The Chiefs of Defence discussed NATO’s current and future strategic challenges as well as NATO’s Military Strategy, its Deterrence and Defence Posture, the Alliance’s Readiness Initiative, NATO's Partnerships and its Enhanced Forward Presence.
In its seventy years, NATO has kept its allies safe by continuously adapting to new security challenges; today's rapid-changing security environment requires NATO decision-makers, like the Military Committee, to push forward in multiple directions: cyber, hybrid threats, modernization of the military command structure.

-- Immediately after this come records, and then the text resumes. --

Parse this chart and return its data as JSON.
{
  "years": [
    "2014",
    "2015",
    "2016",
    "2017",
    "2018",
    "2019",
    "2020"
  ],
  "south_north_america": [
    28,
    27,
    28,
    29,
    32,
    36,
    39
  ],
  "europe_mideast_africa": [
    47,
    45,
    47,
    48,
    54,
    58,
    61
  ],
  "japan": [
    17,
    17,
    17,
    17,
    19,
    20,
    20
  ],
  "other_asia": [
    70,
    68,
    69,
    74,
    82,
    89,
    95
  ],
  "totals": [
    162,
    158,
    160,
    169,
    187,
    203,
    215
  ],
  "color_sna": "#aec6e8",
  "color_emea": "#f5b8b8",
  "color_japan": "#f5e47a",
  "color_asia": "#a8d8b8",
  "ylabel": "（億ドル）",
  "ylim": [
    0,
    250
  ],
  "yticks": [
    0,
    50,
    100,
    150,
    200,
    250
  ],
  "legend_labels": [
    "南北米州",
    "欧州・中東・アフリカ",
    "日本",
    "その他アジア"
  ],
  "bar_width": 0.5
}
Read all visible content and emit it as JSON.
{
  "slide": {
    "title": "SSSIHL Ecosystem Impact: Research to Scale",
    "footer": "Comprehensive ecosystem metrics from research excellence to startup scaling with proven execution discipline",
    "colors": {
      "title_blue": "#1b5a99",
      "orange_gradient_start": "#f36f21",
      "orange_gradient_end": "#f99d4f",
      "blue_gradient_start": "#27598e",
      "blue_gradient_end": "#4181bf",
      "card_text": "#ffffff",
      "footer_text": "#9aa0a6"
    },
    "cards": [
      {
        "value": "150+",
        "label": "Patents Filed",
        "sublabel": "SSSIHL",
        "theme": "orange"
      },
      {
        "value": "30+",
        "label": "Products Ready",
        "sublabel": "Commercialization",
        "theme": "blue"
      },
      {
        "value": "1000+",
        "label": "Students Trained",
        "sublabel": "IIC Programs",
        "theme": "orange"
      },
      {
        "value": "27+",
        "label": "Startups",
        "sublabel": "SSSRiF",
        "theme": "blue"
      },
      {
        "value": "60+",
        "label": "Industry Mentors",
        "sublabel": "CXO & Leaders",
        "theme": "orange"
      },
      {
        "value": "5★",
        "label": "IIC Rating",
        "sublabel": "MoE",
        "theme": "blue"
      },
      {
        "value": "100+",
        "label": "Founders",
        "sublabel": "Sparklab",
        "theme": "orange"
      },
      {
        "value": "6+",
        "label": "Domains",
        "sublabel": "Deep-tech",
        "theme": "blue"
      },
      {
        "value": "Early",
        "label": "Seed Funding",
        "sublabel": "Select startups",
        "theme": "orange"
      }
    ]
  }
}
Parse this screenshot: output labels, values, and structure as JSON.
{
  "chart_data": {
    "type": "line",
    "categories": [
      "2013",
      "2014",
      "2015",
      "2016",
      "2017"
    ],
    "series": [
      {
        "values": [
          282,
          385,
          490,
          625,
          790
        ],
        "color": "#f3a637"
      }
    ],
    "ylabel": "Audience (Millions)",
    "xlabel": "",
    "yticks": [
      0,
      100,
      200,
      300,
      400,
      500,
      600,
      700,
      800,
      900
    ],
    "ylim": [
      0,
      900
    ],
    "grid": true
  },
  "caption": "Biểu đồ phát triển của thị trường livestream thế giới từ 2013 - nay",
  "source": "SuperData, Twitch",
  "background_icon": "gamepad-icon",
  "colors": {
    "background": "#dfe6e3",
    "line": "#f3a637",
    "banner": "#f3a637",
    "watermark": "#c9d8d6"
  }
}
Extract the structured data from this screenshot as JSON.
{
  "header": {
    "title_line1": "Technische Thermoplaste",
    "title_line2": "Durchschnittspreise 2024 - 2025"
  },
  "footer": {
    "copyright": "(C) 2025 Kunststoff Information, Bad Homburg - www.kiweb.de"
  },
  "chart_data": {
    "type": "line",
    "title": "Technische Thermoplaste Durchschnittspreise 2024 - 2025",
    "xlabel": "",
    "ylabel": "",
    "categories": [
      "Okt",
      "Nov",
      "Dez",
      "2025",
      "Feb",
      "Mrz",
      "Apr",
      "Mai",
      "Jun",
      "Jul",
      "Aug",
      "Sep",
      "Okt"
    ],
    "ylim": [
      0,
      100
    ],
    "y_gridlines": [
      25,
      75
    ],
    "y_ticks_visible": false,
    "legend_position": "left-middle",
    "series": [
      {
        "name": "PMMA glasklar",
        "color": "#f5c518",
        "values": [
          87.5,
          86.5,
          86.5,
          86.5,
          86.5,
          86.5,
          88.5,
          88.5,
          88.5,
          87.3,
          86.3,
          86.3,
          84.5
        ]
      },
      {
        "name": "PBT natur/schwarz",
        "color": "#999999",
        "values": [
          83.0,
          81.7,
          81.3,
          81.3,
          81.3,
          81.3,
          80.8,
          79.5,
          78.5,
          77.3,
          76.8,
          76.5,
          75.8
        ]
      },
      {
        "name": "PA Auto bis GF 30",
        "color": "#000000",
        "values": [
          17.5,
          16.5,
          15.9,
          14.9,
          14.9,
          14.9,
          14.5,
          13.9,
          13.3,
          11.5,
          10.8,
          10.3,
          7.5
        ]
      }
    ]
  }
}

To tackle these issues, the Chiefs of Defence met with their Operational Partners and exchanged views on the current situation in Crimea; the engagement with other international actors and organisations, including the United Nations, the European Union, the Organization for Security and Co-operation in Europe, and the African Union; the strategic force hubs and their role in providing situational awareness and conduction training.
Also discussed was the NATO Command Structure and NATO Force Generation, the procedure by which Allies and partner countries resource the personnel and equipment needed to carry out North Atlantic Council-approved requirements, operations and missions.
"Our final goal, with [Allied Command Operations] at our side, is to provide to warfighters the appropriate military tools, regarding the challenging environment, and allow them to accomplish their mission and guarantee security of Alliance's members," said General Lanata to highlight how Allied Command Transformation can support NATO's future.
Allied Command Transformation, as the Alliance’s Warfare Development Command, seeks to optimize NATO’s ability to meet the challenges of the future security environment. The organisation, with its partners, intends to design NATO’s coherent military instrument for today and tomorrow. With the fast pace of technological advance in defence matters, it is paramount to maintain this role in order to keep the Alliance’s edge.